To use the 35 inch Massdrop screen as an example, it's not just a curved monitor. It also uses a VA panel, giving it three times the contrast and better viewing angles compared to a regular TN panel screen. All the curved screens I know of use either VA or IPS panels, which are arguably superior screen technologies that naturally cost a little more. Some of them, like that Massdrop screen, also offer high refresh rates to enable the screen to display more frames per second, while pretty much all 4K monitors are stuck at 60Hz. So, you're typically not just paying extra for the curve. You're paying extra for higher image quality as well.

And of course, for gaming, you currently need a very high-end graphics card to run newer games at 4K with reasonable frame rates.
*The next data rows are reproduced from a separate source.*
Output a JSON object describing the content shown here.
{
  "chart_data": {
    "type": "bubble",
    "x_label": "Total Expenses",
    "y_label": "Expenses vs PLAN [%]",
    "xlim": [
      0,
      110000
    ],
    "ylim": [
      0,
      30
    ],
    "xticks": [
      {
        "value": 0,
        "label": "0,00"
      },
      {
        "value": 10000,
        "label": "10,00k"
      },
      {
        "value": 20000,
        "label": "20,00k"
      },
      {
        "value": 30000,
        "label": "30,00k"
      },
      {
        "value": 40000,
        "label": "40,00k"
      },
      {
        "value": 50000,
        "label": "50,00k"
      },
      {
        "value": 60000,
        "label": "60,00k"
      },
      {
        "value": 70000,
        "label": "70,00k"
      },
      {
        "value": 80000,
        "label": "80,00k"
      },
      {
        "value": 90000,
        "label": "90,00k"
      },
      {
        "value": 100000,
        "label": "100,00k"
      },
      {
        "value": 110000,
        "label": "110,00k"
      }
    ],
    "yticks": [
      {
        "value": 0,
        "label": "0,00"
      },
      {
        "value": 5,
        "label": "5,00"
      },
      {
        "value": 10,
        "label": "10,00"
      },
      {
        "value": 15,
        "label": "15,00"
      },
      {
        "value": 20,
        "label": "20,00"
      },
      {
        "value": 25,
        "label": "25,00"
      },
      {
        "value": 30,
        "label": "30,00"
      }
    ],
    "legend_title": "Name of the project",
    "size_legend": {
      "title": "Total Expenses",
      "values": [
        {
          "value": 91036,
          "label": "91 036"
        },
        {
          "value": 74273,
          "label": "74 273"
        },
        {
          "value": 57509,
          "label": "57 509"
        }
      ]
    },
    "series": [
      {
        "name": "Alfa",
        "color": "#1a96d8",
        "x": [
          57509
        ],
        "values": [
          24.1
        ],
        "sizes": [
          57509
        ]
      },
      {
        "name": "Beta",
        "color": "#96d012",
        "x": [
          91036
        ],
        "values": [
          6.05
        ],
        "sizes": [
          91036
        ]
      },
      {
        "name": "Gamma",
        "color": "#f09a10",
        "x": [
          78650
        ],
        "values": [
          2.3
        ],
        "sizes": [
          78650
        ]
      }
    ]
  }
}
And even with a $700+ graphics card, you'll still need to lower the settings a bit on some games to maintain over 60fps, and you'll undoubtedly have to pick up a new high-end graphics card to play the games coming out a couple years from now. From a total cost perspective, gaming at 4K is naturally going to cost significantly more than gaming at lower resolutions. Or you'll need to make do with reduced graphics options and low frame rates, which is bound to make games look worse, and probably isn't worth the tradeoff for a slightly sharper image. 4K gaming isn't all that practical yet, and likely won't be for a number of years.

So, let's compare the price of that Massdrop screen to a 4K display with similar screen area, which works out to be one with a diagonal measurement of 32 inches at a 16:9 aspect ratio. On Newegg, the lowest-priced 4K screen fitting that criteria is $588. It does use a VA panel, though only at a standard 60Hz, as opposed to the Massdrop screen's 100Hz. The second lowest-priced one is $762, and the prices only go up from there, with most 32 inch 4K panels being over $1000.


The point isn't just that a curved monitor covers more of your field of view, it's that the monitor is facing you more directly, even at the far left and right edges. With larger screens, and especially with the ultra-wide monitors that are popping up, if they were flat, you would be viewing the edges, and particularly the corners, from a relatively sharp angle. The curve reduces the angle at which you view those parts of the screen. This can reduce issues with off-angle viewing on some panel types, and help minimize distortion. Your eyes also won't need to keep refocusing as much when looking around the screen, since the distance between your eyes and the display won't have as much variance between the center and edges. There's certainly more to the feature than just structural integrity and marketing.